The lived reality for these five children was a highly coordinated environment where their internal feelings like frustration or fatigue, were secondary to the rules of the session. From the children’s perspective, their primary methods of communicating distress such as screaming or pushing materials away, suddenly lost all power to provide relief.
For the children, “planned ignoring” meant that they became exposed to an unresponsive adult in their school environment. The participant children were harmed by this exposure, as their new reality became increasingly inflexible. Their frustration or exhaustion did not matter to the person in charge. The data calls this “stability” and “procedural integrity,” but from a child’s perspective, it is the experience of being systematically unheard until they have no choice but to comply. The experiment unequally matched the powerful adult with the disabled child to solicit stamina data.

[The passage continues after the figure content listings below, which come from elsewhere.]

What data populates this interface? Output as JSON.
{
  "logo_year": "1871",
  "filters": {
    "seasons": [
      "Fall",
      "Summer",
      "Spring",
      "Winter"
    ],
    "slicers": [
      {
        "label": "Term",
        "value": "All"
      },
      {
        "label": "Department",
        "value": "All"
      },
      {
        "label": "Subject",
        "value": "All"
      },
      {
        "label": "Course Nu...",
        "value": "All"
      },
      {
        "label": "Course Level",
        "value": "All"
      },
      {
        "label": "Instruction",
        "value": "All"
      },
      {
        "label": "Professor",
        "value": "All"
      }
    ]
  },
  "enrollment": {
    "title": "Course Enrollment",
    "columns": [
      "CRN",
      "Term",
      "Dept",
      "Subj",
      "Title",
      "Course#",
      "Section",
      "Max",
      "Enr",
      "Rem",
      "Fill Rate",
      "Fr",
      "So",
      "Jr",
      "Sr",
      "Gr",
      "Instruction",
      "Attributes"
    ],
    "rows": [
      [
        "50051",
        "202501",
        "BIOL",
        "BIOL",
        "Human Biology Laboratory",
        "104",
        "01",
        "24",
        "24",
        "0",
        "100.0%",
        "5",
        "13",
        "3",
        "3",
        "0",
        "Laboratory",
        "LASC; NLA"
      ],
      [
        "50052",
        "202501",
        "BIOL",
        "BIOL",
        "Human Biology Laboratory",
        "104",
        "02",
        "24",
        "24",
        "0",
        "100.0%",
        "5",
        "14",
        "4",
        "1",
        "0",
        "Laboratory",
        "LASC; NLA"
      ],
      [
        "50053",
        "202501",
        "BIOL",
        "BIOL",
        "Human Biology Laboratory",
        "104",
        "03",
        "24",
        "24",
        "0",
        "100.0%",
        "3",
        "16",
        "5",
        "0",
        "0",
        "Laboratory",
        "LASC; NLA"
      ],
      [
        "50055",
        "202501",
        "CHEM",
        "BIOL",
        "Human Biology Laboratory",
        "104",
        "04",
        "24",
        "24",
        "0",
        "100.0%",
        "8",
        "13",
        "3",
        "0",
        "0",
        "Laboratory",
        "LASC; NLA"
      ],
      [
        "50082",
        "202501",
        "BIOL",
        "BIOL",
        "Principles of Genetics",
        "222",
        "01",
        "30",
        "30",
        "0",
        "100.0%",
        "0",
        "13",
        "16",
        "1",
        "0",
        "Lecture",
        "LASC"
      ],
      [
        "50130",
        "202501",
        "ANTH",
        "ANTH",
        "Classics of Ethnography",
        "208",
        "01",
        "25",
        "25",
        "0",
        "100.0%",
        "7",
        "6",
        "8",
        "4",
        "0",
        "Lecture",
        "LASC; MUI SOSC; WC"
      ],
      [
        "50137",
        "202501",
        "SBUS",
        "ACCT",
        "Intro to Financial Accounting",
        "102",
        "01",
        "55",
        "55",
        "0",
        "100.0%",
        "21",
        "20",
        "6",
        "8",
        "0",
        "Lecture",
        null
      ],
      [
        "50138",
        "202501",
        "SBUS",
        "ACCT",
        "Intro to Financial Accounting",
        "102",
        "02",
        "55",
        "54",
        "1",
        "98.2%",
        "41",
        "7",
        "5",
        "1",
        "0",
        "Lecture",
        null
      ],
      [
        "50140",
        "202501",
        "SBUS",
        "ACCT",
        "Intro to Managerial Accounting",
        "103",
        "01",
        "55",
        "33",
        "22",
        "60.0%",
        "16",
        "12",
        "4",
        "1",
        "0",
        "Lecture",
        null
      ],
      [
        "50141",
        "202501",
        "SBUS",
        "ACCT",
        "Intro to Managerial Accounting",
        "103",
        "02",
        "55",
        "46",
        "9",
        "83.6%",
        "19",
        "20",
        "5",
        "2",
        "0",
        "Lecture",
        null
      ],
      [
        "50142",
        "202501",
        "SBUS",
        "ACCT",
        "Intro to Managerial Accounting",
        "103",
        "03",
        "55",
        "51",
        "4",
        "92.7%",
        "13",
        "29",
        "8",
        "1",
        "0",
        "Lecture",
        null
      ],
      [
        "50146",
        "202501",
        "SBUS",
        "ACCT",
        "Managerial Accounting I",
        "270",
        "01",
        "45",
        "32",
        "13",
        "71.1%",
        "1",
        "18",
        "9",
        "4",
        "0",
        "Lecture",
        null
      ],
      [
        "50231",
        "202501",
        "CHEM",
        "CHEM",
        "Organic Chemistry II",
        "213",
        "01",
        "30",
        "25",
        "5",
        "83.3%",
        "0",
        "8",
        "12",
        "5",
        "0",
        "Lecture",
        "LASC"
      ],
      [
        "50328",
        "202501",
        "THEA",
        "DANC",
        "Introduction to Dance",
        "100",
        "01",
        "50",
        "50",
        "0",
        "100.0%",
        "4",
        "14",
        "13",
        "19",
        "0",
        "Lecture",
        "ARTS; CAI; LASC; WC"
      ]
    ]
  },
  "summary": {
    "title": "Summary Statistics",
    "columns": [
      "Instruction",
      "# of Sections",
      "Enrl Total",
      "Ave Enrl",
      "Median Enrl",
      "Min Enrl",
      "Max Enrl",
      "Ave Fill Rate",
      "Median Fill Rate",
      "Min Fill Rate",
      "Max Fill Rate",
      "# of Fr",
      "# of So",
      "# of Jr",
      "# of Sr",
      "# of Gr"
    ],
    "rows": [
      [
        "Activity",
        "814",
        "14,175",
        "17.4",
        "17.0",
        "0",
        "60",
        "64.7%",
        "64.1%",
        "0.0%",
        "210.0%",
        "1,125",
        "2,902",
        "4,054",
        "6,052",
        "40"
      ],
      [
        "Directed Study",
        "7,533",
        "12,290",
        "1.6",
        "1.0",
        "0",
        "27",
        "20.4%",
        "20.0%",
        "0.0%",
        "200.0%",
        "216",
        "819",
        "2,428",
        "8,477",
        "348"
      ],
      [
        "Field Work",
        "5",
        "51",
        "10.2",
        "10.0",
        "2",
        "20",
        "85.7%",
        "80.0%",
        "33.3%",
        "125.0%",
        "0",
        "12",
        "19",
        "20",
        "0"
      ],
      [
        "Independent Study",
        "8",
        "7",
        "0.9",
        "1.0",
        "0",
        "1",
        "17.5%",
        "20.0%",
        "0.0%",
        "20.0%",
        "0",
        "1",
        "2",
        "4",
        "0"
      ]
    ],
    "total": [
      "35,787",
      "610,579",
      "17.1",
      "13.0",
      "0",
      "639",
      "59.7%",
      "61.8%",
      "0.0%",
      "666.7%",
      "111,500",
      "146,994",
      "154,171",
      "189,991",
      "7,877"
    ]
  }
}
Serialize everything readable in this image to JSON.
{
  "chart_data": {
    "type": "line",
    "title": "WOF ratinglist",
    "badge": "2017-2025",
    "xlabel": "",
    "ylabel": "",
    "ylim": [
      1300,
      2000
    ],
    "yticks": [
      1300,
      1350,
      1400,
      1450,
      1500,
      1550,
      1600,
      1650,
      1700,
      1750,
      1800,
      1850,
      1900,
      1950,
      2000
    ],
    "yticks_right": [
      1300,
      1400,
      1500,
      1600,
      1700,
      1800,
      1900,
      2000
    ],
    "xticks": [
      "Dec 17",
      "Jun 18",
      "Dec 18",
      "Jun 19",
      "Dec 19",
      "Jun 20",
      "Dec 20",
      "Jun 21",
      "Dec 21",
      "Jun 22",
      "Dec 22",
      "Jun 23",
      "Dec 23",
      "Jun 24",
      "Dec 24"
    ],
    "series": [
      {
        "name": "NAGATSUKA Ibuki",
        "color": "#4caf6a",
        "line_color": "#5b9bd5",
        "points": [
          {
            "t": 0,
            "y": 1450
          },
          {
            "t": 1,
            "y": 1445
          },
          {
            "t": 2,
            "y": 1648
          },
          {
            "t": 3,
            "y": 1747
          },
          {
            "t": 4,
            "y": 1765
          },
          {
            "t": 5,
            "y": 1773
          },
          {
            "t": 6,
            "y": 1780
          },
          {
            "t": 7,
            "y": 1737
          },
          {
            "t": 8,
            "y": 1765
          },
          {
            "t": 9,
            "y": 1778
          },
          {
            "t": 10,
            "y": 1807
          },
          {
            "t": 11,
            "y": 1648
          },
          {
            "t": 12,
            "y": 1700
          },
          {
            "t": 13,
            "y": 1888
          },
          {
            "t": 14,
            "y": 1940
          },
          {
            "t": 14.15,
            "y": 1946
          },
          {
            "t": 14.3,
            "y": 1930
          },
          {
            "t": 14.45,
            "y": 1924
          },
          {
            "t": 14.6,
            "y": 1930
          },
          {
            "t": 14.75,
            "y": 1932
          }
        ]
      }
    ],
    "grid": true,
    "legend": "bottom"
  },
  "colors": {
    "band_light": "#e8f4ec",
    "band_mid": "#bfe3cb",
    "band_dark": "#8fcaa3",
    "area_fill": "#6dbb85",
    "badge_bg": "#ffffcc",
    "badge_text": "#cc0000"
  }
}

By using a very gradual process to make the work harder, the researcher ensures that the children are “trapped” into staying compliant. This is because the path to relief is so narrow, the children’s continued work isn’t necessarily a sign that they are happy or motivated. It is simply evidence that they have no other choice.The concern surrounding Tiffany Kodak stems from a potential discrepancy between her professional presentation and her actual licensing credentials. In behaviorism, she is frequently cited as an authority in Applied Behavior Analysis (ABA) research. She is currently an Associate Professor in the Department of Psychology at Marquette University. Her formal licensure appears to be strictly as a Licensed Behavior Analyst in Wisconsin, which does not require a Ph.D. to obtain. Public records indicate she does not hold a psychology license in Louisiana, and her National Provider Identifier (NPI) is tied to her status as a Board Certified Behavior Analyst (BCBA) rather than a clinical psychologist. For parents and practitioners, this distinction is critical; it suggests that while she operates within the academic and clinical sphere of psychology, her legal authority to practice and her professional accountability are grounded in behavior analysis rather than the broader, regulated field of clinical psychology.